I think our insatiable craze and appetite for foreign goods was also another of our bad choices. We adamantly refused to wean ourselves of the inferiority complex and belief that all things foreign or imported are superior and better. We assumed all things indigenous or locally-produced are not good enough and of lower quality.
In fact, we so loved importing all kinds of things, some of which could even be produced here in Nigeria, that the average import bill of the country skyrocketed from N148.3 billion in 2005 to N917.6 billion in 2015, a whopping increase of over 500 % , all within just 10 years according to the CBN.
Yet, if we had developed our manufacturing sector as well as focused on further expanding agriculture, we would have leapfrogged our economy to higher heights beyond even our own imagination. Unfortunately, we didn’t think along those lines.
Many of these actions not only underdeveloped the country, but also further worsened the poverty level among Nigerians. This is aside the fact that our leaders and elites further worsened the situation too by sending their children to study overseas when they could have made our own educational institutions first-class and world-class if they really had the vision and will. After all, it is said that where there is a will, there is a way. They equally believed our hospitals aren’t good enough to take care of them when they are sick and started flying abroad for treatment instead of fixing our own hospitals here. They flew to places like Germany, London, France and Switzerland. Of course, many of them sadly died over there. It’s unnecessary to mention their names here. I believe you know them. Desperately-sick average Nigerians, on their part, flew to India.
The final nail that sealed the coffin for us was the pervasive corruption in the system and the scandalous salaries and entitlements politicians gave themselves when the national minimum wage of N18, 000 can’t sincerely take any worker home. Even aids and loans from development partners and international agencies were diverted and not fully used for the purposes they were meant. Till date, billions of dollars looted by the General Sani Abacha regime are still being recovered from Europe.
Now, since gaining independence in 1960, Nigeria has received no less than $400 billion in aid, that’s six times what the United States pumped into reconstructing the whole of Western Europe after World War II, yet we really have nothing super-impressive or outstanding to show for it when we compare ourselves to Asian countries like Malaysia and Singapore which got independence around the same period we did. This accounts for why at global gatherings and international meetings today, Nigeria is being derided as suffering from ‘resource curse’ -the paradox that developing countries with an abundance of natural reserves tend to enjoy worse economic growth than countries without minerals and fuels.
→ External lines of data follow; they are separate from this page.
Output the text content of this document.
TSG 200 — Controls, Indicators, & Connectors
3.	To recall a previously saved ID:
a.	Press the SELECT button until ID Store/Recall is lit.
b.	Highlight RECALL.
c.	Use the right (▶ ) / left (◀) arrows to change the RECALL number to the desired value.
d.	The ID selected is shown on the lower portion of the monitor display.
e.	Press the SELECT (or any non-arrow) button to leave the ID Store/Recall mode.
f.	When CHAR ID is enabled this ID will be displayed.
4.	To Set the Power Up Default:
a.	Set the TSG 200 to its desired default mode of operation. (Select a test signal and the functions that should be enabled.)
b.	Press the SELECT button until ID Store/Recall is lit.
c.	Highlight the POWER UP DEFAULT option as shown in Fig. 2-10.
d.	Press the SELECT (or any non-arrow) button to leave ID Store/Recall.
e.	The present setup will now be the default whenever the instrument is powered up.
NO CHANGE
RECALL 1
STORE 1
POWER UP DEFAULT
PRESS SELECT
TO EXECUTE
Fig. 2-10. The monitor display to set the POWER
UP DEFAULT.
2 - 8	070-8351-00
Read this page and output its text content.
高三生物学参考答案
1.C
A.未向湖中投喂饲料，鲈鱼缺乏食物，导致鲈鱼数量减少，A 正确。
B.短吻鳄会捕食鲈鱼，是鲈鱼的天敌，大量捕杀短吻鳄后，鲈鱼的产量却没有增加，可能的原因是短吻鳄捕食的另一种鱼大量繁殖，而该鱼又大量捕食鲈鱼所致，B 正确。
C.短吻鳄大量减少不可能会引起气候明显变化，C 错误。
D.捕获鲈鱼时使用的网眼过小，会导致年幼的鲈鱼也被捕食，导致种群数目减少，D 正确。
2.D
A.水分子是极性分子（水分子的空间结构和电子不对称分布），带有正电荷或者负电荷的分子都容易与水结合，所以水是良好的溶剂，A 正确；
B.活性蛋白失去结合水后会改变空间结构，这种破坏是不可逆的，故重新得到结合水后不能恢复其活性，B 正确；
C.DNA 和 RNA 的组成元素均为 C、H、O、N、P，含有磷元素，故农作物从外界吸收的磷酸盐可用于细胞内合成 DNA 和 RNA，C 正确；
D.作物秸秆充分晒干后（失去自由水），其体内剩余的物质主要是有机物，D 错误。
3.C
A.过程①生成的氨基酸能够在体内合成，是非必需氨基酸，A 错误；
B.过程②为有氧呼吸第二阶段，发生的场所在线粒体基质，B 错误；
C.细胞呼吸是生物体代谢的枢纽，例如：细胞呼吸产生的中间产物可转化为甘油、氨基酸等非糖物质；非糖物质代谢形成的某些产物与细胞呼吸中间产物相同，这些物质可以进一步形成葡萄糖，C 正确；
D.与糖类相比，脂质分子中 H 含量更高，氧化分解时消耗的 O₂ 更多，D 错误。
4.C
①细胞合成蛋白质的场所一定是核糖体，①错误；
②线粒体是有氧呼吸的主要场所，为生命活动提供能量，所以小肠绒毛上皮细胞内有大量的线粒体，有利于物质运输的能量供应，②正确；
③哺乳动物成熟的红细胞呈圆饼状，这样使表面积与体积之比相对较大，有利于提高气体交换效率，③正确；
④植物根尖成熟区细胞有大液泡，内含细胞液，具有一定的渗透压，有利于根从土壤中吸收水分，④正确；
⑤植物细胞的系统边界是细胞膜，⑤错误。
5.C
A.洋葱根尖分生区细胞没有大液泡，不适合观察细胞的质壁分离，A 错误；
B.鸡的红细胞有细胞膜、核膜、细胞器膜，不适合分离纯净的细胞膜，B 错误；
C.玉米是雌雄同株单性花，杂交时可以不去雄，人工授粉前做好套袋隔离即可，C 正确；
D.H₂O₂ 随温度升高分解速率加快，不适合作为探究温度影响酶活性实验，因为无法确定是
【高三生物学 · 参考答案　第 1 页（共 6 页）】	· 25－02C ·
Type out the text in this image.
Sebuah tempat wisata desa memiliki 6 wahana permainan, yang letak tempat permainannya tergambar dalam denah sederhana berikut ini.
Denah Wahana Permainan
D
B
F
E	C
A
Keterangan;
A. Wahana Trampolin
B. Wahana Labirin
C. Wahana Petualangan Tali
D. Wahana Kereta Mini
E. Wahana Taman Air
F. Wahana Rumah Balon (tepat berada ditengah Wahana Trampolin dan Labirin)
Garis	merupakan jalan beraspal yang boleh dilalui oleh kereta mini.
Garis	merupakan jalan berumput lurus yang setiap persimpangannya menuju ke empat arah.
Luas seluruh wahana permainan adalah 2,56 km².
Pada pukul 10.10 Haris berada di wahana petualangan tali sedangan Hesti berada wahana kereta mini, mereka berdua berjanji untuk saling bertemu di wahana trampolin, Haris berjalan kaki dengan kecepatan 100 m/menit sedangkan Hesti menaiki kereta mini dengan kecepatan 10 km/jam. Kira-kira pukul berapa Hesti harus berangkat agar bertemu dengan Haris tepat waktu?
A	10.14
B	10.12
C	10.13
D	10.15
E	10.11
Meanwhile, the decline in foreign earnings we are experiencing now wouldn’t have been as high as almost 70% if our past leaders had used Nigeria’s oil wealth to diversify and deepen the structure of the country’s economy. It’s really sad we haven’t been too fortunate and blessed with visionary and uncommon leaders like the legendary Lee Kuan Yew of Singapore who moved his country from Third World to First, or the excellent team of leaders ruling the United Arab Emirates from Dubai to Abu Dhabi who built an amazing and beautiful country for their people from desert land which is now attracting visitors from around the world as the tourist destination of choice with its man-made wonders.